A piazza is a city square in Italy, Malta, along the Dalmatian coast and in surrounding regions. The term is roughly equivalent to the Spanish plaza. In Ethiopia, it is used to refer to a part of a city.
When the Earl of Bedford developed Covent Garden - the first private-venture public square built in London - his architect Inigo Jones surrounded it with arcades, in the Italian fashion. Talk about the piazza was connected in Londoners' minds not with the square as a whole, but with the arcades.
A piazza is commonly found at the meeting of two or more streets. Most Italian cities have several piazzas with streets radiating from the center. Shops and other small businesses are found on piazzas as it is an ideal place to set up a business.

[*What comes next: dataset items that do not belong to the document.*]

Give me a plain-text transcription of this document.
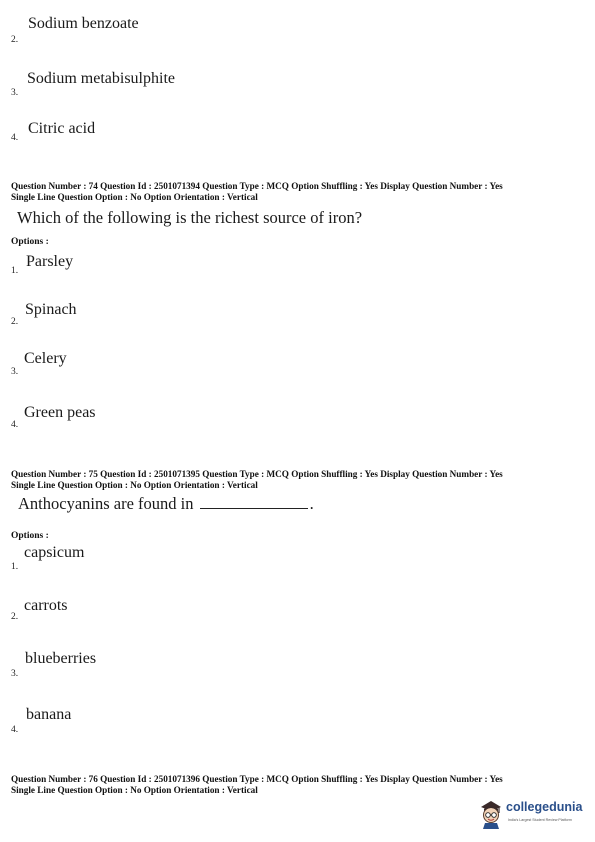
Sodium benzoate
2.
Sodium metabisulphite
3.
Citric acid
4.
Question Number : 74 Question Id : 2501071394 Question Type : MCQ Option Shuffling : Yes Display Question Number : Yes
Single Line Question Option : No Option Orientation : Vertical
Which of the following is the richest source of iron?
Options :
Parsley
1.
Spinach
2.
Celery
3.
Green peas
4.
Question Number : 75 Question Id : 2501071395 Question Type : MCQ Option Shuffling : Yes Display Question Number : Yes
Single Line Question Option : No Option Orientation : Vertical
Anthocyanins are found in	.
Options :
capsicum
1.
carrots
2.
blueberries
3.
banana
4.
Question Number : 76 Question Id : 2501071396 Question Type : MCQ Option Shuffling : Yes Display Question Number : Yes
Single Line Question Option : No Option Orientation : Vertical
collegedunia
India's Largest Student Review Platform
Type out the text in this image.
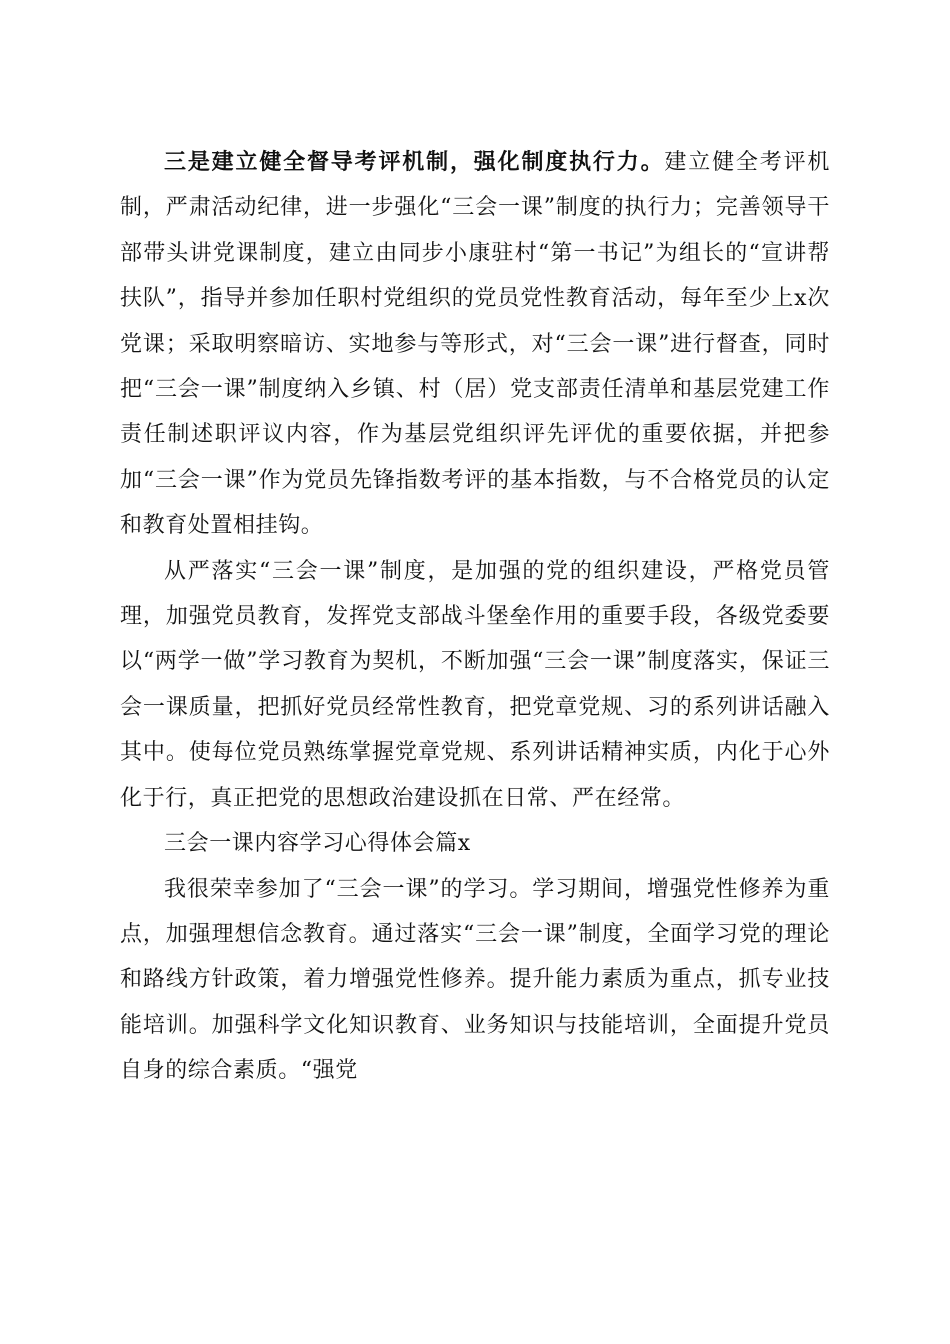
三是建立健全督导考评机制，强化制度执行力。建立健全考评机制，严肃活动纪律，进一步强化“三会一课”制度的执行力；完善领导干部带头讲党课制度，建立由同步小康驻村“第一书记”为组长的“宣讲帮扶队”，指导并参加任职村党组织的党员党性教育活动，每年至少上x次党课；采取明察暗访、实地参与等形式，对“三会一课”进行督查，同时把“三会一课”制度纳入乡镇、村（居）党支部责任清单和基层党建工作责任制述职评议内容，作为基层党组织评先评优的重要依据，并把参加“三会一课”作为党员先锋指数考评的基本指数，与不合格党员的认定和教育处置相挂钩。

从严落实“三会一课”制度，是加强的党的组织建设，严格党员管理，加强党员教育，发挥党支部战斗堡垒作用的重要手段，各级党委要以“两学一做”学习教育为契机，不断加强“三会一课”制度落实，保证三会一课质量，把抓好党员经常性教育，把党章党规、习的系列讲话融入其中。使每位党员熟练掌握党章党规、系列讲话精神实质，内化于心外化于行，真正把党的思想政治建设抓在日常、严在经常。

三会一课内容学习心得体会篇x

我很荣幸参加了“三会一课”的学习。学习期间，增强党性修养为重点，加强理想信念教育。通过落实“三会一课”制度，全面学习党的理论和路线方针政策，着力增强党性修养。提升能力素质为重点，抓专业技能培训。加强科学文化知识教育、业务知识与技能培训，全面提升党员自身的综合素质。“强党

Many metro stations and bus stops are found on piazzas as they are key point in a city.
In Britain piazza now generally refers to a paved open pedestrian space, without grass or planting, often in front of a significant building or shops. King's Cross Station in London is to have a piazza as part of its redevelopment. The piazza will replace the existing 1970's concourse and allow the original 1850's façade to be seen again. There is a good example of a piazza in Scotswood at Newcastle College.
In the United States, in the early 19th century, a piazza by further extension became a fanciful name for a colonnaded porch. Piazza was used by some, especially in the Boston area, to refer to a verandah or front porch of a house or apartment.
Piazza is a common last name for Italians and Italian-Americans. The name grew out of the region surrounding Venice. Populations of Piazza live in Calabria, Sicily, and Venice.
A central square just off Gibraltar's Main Street, between the Parliament Building and the City Hall officially named John Mackintosh Square is colloquially referred to as The Piazza.
Famous quotes containing the word piazza:
“People nowadays like to be together not in the old-fashioned way of, say, mingling on the piazza of an Italian Renaissance city, but, instead, huddled together in traffic jams, bus queues, on escalators and so on. Its a new kind of togetherness which may seem totally alien, but its the togetherness of modern technology.”